Annotated collective agreement
In Order 00-38; British Columbia (Workers' Compensation Board), [2000] B.C.I.P.C.D. No. 41 (QL) [Order 00-38; Workers' Compensation Board] Commissioner Loukidelis considered an application by a union for a copy of the WCB's electronic annotation of its collective agreement. The Commissioner held that the electronic annotated agreement was clearly a “record” as defined in Schedule 1 of the Act. To comply with the Act, before disclosing the record the WCB was required to sever information exempted under Division 2 of Part 2 of the Act. However, because the union already had a copy of the particular exempted information in question, the WCB argued that to sever it would be pointless and so severance should not be required. Commissioner Loukidelis dealt with that argument as follows:
 
It is not open to me to excuse the WCB from performing its obligation to sever a record under s. 4(2) where, as here, severance can be done - the Act gives me no authority to do that.

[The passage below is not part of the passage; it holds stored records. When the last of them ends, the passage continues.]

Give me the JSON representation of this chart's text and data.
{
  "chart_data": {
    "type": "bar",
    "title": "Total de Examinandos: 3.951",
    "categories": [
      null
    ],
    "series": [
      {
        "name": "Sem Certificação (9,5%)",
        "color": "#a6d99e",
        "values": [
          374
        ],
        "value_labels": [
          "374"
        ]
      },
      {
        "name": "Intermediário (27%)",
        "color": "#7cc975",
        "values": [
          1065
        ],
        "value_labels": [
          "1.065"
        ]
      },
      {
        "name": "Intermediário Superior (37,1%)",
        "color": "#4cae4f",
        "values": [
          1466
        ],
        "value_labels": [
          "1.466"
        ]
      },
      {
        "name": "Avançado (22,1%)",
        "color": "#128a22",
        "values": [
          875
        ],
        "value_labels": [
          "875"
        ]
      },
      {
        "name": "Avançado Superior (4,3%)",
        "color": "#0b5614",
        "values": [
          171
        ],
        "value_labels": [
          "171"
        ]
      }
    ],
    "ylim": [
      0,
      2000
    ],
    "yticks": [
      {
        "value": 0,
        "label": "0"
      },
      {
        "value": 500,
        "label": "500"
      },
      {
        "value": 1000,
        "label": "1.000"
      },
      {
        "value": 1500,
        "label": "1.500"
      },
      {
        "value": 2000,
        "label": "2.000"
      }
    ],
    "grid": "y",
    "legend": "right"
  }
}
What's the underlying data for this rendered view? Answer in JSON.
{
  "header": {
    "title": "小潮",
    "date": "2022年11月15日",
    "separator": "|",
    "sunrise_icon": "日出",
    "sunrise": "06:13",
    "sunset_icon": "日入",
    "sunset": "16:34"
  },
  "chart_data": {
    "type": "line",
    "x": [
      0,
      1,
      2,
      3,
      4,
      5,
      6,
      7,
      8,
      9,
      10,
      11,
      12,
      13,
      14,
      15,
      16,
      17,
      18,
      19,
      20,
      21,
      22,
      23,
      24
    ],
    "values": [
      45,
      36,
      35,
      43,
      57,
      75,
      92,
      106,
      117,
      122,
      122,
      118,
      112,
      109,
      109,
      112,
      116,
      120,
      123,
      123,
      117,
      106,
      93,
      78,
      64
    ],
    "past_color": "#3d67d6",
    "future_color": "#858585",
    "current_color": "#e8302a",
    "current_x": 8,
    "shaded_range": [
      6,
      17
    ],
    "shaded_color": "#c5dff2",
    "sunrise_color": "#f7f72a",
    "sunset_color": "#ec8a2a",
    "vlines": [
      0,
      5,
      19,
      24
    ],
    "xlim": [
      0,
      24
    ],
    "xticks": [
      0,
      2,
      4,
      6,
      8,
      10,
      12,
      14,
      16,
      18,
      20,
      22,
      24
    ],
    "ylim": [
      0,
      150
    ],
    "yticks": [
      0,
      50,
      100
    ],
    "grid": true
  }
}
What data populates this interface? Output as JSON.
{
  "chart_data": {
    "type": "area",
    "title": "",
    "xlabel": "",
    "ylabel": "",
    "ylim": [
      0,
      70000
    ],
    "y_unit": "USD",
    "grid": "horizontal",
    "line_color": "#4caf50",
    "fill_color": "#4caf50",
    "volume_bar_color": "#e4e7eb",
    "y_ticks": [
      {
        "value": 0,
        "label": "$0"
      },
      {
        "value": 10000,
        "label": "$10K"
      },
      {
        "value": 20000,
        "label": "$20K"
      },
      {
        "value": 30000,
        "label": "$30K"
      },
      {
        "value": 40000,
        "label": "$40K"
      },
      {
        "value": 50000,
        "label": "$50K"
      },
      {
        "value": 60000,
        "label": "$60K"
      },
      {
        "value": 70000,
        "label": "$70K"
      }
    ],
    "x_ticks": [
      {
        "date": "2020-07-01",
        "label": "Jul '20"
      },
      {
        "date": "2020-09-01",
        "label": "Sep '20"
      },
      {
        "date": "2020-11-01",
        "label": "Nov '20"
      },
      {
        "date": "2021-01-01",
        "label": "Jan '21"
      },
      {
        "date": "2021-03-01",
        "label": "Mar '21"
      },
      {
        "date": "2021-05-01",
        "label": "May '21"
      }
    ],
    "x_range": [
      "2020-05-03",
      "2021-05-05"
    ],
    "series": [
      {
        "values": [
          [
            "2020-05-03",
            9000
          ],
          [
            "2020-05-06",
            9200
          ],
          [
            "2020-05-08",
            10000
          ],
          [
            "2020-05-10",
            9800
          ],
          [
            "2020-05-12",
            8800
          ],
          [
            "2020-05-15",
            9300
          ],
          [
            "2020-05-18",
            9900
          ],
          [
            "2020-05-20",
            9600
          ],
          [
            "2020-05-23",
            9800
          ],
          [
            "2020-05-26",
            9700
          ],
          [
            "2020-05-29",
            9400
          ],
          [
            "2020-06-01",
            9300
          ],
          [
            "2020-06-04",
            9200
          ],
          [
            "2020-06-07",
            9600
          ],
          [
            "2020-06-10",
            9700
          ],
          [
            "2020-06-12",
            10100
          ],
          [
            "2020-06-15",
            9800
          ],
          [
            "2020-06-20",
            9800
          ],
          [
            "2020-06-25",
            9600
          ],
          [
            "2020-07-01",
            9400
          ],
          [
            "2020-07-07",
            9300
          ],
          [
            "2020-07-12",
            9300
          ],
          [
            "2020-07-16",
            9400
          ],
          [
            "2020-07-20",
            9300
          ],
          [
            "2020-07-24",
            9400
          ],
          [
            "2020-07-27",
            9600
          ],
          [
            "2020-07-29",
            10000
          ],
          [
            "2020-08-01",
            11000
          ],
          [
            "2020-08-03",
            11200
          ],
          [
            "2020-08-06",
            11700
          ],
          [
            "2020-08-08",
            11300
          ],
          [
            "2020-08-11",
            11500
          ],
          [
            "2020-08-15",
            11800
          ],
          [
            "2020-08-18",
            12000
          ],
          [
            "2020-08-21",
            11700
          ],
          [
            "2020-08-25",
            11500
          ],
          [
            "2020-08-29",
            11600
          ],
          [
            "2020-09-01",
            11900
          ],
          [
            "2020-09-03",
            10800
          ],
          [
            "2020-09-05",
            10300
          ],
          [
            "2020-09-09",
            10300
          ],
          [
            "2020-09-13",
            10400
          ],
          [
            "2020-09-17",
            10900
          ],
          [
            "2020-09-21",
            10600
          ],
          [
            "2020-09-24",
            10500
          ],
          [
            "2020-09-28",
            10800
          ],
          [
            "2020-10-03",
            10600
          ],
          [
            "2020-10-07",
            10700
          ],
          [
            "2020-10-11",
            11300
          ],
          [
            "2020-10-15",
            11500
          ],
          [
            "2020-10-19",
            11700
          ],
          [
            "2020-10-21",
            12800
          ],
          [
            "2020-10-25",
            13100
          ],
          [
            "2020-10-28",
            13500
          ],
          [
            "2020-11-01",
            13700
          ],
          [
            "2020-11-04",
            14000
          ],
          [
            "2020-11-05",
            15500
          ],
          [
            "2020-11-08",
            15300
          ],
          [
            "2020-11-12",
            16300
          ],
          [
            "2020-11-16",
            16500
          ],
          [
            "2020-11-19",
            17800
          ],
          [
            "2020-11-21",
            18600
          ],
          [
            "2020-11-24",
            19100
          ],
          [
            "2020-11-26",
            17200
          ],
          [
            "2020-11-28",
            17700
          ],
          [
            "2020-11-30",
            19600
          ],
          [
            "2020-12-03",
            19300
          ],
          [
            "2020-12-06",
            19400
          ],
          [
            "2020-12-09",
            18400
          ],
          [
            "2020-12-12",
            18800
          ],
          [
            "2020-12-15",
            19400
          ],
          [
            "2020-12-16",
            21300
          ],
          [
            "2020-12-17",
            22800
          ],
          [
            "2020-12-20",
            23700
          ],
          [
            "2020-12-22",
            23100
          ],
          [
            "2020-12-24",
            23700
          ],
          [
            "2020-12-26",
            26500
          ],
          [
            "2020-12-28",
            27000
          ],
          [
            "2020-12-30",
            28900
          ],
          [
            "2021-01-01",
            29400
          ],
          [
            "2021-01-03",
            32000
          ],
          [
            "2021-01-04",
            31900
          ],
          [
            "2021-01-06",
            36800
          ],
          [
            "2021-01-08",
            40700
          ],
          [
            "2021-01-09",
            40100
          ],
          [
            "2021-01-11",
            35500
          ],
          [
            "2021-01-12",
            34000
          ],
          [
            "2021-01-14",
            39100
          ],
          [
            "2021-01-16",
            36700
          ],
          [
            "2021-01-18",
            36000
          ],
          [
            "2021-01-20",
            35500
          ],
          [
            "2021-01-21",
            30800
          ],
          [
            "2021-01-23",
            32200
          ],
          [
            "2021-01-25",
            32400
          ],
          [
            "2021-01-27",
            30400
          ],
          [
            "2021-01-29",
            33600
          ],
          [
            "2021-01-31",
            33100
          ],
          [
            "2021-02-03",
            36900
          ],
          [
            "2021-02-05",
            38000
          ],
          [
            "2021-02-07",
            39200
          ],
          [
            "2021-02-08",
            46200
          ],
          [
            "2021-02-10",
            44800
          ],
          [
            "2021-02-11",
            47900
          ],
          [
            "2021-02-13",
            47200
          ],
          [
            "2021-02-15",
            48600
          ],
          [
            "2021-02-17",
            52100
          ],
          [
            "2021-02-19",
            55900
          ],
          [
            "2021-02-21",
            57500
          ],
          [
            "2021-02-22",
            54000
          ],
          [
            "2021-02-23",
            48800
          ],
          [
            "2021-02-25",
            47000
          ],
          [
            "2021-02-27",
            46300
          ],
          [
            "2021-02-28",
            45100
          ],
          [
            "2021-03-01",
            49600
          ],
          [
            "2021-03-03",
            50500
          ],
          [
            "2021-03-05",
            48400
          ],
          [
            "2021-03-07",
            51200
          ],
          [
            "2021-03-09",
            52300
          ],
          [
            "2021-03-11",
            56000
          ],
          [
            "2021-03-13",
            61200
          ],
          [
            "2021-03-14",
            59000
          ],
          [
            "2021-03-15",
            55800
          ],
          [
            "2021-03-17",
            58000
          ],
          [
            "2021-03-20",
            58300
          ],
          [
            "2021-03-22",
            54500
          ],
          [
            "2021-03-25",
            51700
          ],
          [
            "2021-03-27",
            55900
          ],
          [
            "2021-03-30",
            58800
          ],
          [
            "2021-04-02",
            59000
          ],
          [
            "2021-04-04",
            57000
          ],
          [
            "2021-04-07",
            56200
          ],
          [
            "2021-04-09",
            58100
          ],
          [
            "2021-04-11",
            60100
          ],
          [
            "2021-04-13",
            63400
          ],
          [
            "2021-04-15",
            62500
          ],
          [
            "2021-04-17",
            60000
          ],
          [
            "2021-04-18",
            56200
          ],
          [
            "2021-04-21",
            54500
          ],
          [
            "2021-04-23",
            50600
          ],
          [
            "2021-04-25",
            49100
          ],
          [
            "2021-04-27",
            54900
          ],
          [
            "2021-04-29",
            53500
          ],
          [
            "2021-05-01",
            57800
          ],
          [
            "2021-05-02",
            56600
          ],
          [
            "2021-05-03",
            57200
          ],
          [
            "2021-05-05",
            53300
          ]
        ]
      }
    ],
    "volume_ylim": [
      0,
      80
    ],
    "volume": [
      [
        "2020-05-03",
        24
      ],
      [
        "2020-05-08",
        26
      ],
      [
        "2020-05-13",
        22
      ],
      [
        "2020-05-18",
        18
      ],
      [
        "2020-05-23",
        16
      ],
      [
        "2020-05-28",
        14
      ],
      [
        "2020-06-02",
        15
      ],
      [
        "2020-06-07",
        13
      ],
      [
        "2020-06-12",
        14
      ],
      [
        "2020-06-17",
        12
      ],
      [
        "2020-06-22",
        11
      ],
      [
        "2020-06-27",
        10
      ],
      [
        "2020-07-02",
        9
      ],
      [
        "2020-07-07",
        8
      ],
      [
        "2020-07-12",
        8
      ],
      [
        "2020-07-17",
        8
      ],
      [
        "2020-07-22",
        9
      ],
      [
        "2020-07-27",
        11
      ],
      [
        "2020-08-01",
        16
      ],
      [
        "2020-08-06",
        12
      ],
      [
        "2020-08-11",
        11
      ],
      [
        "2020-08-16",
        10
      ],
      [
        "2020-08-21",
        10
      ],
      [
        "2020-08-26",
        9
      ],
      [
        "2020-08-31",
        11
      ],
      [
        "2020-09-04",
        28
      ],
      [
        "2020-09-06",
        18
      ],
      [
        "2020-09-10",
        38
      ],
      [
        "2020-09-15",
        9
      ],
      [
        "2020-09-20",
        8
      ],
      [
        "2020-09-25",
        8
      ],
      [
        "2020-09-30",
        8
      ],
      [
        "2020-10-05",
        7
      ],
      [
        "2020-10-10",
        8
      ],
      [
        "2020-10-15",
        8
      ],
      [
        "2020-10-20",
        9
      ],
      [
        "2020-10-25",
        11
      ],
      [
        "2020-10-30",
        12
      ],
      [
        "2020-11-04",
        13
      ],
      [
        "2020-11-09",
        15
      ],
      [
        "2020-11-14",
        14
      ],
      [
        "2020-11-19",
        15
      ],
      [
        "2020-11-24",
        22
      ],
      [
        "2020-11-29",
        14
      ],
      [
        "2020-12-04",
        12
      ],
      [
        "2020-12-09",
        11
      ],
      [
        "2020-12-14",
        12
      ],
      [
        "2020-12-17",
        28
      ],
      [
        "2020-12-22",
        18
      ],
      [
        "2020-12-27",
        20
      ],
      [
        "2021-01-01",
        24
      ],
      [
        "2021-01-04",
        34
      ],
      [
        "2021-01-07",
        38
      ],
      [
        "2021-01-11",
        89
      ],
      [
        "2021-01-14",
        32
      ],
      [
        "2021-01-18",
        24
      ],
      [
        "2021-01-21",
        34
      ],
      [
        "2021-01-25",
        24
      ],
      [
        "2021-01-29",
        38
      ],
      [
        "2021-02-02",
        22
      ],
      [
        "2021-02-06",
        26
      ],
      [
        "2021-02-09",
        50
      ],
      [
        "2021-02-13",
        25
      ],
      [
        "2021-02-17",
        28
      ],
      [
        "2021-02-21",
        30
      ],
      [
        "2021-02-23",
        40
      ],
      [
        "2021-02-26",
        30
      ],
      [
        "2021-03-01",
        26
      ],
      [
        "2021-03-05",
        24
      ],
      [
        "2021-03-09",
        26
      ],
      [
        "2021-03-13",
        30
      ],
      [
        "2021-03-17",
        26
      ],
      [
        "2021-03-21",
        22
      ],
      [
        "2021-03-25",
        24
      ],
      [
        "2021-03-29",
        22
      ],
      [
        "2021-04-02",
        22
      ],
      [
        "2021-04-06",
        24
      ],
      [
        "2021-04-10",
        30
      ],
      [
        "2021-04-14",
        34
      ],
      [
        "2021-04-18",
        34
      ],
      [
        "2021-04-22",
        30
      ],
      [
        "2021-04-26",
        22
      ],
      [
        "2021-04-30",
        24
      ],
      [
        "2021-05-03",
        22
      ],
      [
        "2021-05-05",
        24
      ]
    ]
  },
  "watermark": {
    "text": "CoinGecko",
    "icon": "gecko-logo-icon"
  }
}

[Order 00-38; Workers' Compensation Board at para. 18].
 
In the result, the WCB was required to provide the annotated agreement to the union, although it was entitled to withhold some of the annotations because they were “advice or recommendations” which were exempted under s. 13(1).
 
Conclusion
Public bodies may be required to create records under either s. 6(2) or s. 4(2) of the Act. The Commission decisions dealing with these provisions strictly apply the prerequisites for triggering the sections e.g. that the data exist in machine readable format for s. 6(2), or that the data all be contained in a single record that can be severed in the case of s. 4(2). However, once the prerequisites are satisfied, the Commission generally requires public bodies to go to significant lengths to provide the records. That time, money, and effort will be required to comply with the request does not mean that the request will be found unreasonable. On the contrary, the Commission acknowledges that effort is required to fulfill the objectives of the Act to provide the public greater access to public records.